There were threats of charges and a slew of highly vocal animal rights activists, but in the end the former were dropped and the latter found causes less wilted and easier to chant slogans at than the lonely, possibly mentally disabled man who swept up thirteen-year-olds’ messes.

I had never done anything to incite such a rage in my father. His anger took a subdued form that seemed to sit and percolate, wishing to avoid explosions, only outwardly expressing itself in a cupboard shut just too forcefully, a phone gripped just beyond necessity. The men in badges had come and given me a serious talking to, my father nodding in solidarity with his hands clasped between his knees. When they gave a roundabout implication that maybe I’d done this for the reward, I burst into hot, ignoble tears. They looked at each other and stopped. It was clear they’d said enough. My father shook their hands at the door and apologized again, closed the door, and laid his head, briefly, upon its frame. He took a brisk route into the kitchen, where he made a sandwich and left the ingredients sitting out. He spent the rest of the afternoon in his bedroom, and I tried to keep busy. I teased our unresponsive cat and rode my bike around the block fast and without pleasure; it became evening and my father had still not surfaced.
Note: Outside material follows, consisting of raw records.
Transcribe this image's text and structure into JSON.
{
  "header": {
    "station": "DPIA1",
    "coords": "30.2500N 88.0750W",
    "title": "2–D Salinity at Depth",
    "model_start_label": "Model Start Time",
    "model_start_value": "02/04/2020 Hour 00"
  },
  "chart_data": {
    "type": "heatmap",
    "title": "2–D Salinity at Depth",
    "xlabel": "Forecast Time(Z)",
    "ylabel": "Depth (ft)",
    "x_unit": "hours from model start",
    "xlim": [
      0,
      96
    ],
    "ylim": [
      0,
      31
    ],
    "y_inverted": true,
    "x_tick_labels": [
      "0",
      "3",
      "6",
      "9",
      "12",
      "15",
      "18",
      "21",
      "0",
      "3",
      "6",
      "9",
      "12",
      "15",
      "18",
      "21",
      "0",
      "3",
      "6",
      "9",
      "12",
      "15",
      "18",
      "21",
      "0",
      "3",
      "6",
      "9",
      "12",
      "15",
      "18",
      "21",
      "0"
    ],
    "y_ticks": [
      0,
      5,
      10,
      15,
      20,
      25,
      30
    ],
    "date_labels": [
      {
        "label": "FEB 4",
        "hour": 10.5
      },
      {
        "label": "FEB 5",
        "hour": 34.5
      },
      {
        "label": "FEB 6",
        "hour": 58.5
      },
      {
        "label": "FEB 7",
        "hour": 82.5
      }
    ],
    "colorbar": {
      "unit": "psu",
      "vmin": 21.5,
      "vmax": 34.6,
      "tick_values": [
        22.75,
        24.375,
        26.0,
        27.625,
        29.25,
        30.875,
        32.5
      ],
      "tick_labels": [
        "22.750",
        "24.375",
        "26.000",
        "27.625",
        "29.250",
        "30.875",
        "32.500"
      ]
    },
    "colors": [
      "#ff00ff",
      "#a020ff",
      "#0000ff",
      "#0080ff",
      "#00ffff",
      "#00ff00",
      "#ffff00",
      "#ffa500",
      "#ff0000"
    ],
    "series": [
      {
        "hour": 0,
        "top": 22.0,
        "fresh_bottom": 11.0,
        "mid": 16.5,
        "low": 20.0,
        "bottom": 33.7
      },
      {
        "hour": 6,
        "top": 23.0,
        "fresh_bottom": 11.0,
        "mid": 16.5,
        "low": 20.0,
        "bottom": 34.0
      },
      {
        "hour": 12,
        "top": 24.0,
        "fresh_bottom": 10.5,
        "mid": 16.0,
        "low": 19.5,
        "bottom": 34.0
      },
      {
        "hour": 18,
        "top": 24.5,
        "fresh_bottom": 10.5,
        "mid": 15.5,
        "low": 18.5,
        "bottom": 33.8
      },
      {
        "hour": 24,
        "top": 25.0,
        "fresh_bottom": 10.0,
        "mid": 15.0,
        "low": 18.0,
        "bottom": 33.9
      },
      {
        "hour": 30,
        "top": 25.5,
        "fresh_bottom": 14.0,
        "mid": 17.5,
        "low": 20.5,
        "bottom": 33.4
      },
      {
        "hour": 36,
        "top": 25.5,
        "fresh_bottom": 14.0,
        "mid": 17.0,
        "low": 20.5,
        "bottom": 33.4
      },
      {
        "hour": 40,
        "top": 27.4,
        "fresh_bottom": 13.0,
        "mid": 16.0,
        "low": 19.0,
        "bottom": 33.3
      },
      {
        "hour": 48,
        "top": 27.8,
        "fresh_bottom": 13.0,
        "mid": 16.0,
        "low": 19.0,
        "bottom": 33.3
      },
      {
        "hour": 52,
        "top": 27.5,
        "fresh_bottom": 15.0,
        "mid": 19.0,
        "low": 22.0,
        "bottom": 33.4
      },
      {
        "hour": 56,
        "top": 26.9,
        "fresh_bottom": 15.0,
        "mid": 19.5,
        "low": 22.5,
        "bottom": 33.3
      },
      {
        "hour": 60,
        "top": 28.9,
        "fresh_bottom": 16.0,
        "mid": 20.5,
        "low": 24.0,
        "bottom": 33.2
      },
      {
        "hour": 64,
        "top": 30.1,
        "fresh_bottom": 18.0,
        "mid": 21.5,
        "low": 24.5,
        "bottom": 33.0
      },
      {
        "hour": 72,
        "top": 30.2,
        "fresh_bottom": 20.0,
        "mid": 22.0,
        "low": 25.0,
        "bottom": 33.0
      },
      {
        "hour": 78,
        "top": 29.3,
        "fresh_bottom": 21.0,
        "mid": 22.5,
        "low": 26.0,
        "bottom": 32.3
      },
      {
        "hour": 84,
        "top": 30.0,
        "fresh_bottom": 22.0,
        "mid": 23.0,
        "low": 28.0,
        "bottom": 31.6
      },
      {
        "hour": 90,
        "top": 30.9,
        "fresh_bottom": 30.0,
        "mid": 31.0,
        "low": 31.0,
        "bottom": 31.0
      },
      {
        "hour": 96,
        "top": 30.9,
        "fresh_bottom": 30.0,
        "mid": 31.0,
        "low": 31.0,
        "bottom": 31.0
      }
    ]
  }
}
I wanted badly to see James and Jackson, but they were spending the weekend with Julia’s mother in a dry, flat town four hours south. I was hungry. Though I was a reasonably autonomous girl and could easily have fixed myself something to eat, I did not. I reread part of a book about a brother and sister who run away to live in a museum and fell asleep with the light and all my clothes on, missing my mother fiercely.